Ten tekst "film twórcy Chicago" z góry świadczy o komercji i naciąganiu ludzi na TANDETĘ. Co za porządny reżyser sobie pozwoli na taki tekst. Szczerze gów*** mnie obchodzi że jest twórcą Chicago. To o niczym nie świadczy że film będzie podobny do w/w. Nastała nowa, kretyńska moda przyciągania wieśniaków do kina takimi sloganami: film twórcy Terminatora, film twórcy Dzień Niepodległości, film twórcy ..... kolejnego badziewia!!! Czy znakomity reżyser jakim jest np. Tarantino w zwiastunie nowego filmu "Bękarty wojny" napisał film twórcy Pulp Fiction bądź Wściekłych Psów ?!? NIE, bo to jest reżyser który się nie podpiera wcześniejszymi nagrodami. Dlatego jak czytam recenzję przykładowego filmu "Nine" z tekstem film twórcy... to już wszystko wiem...
Najlepiej by było gdyby na białym tle napisali czarnymi literami tytuł i wystarczy...
To jest nad wyraz irytujące.
Oprócz tego, zaczęły się pojawiać również na plakatach/w reklamach/zwiastunach takie chwyty typu: 'pomiędzy zmierzchem a matrixem' czy inne durne teksty.

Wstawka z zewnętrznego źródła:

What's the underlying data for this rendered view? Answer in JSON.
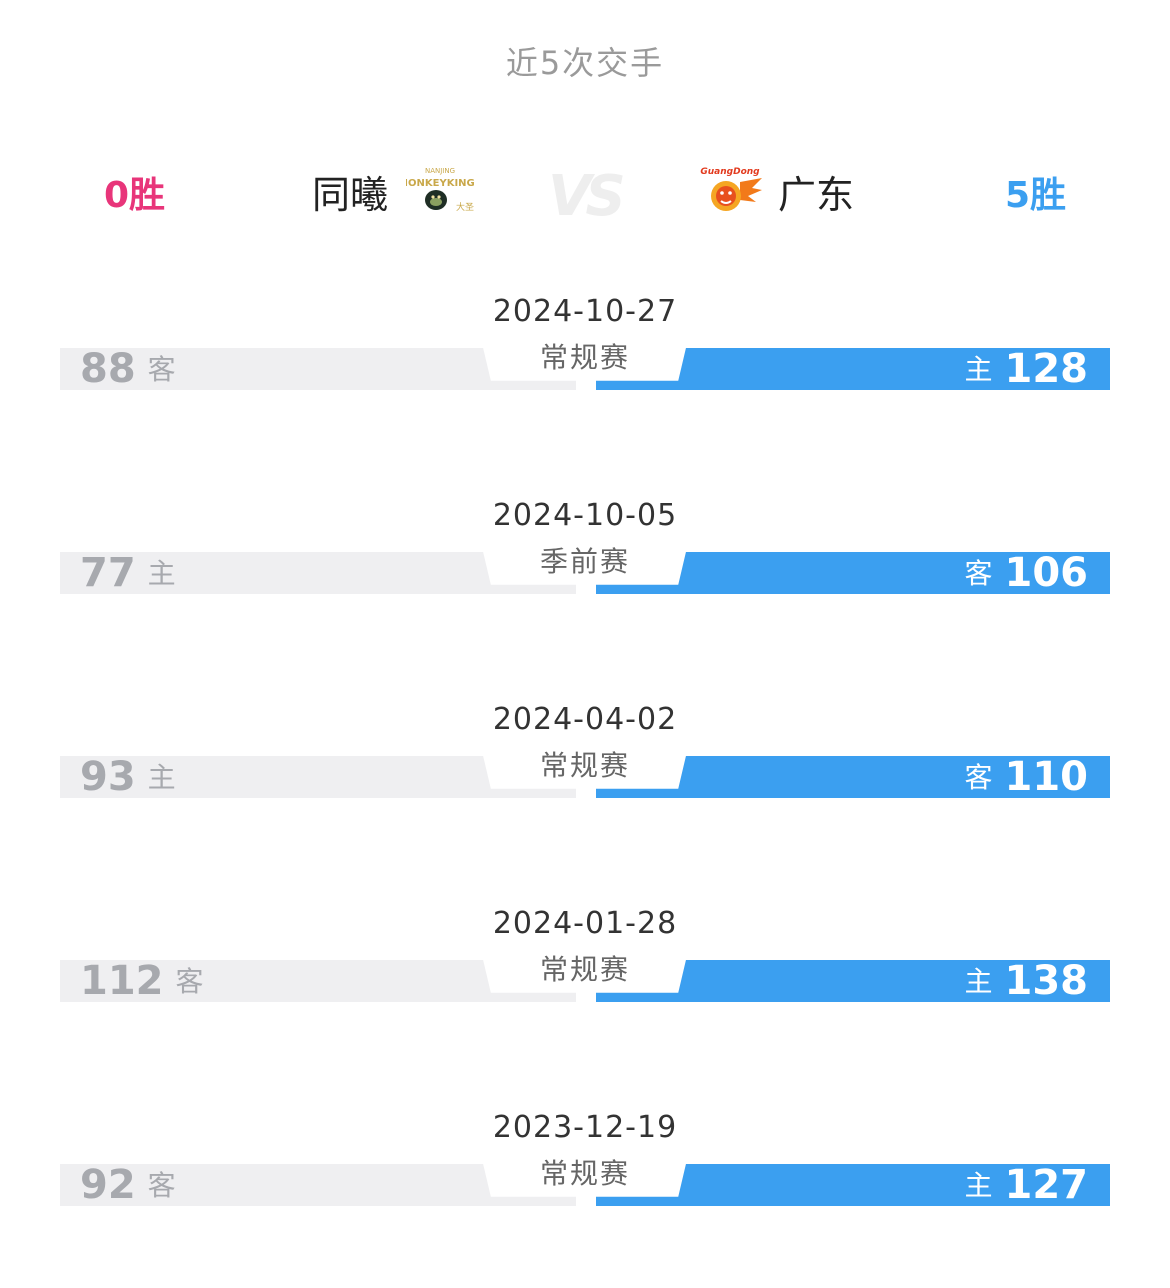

Nie wiadomo czy śmiać się czy płakać.
Z drugiej strony jednak, faktycznie duża część społeczeństwa poleci do kin dlatego, że porównali nowy film do ich kochanej produkcji, ludzie lubią chyba zakładać klapki na oczy i ulegać fali komercji, jaka szaleje na świecie.
Zgadzam się, takie teksty nie świadczą zbyt dobrze o twórcach danego filmu.
Tekstów w zwiastunach czy na plakatach nie wymyślają twórcy filmu, tylko jego dystrybutorzy, których zadaniem jest to, żeby jak najlepiej film sprzedać.A najbardziej na takie teksty narzekają Ci, którzy się na nie nabierają, co z kolei świadczy o tym, że dystrybutorzy swoją robotę wykonują skutecznie.
Następnym razem przed wizytą w kinie polecam zapoznać się z kilkoma recenzjami, opiniami innych widzów, zawsze daje to jakiś ogólny zarys wartości filmu. No a jeśli to jednak za dużo wysiłku i czytania, to pozostają tylko krótkie teksty na plakatach... i nabijanie kabzy dystrybutorom.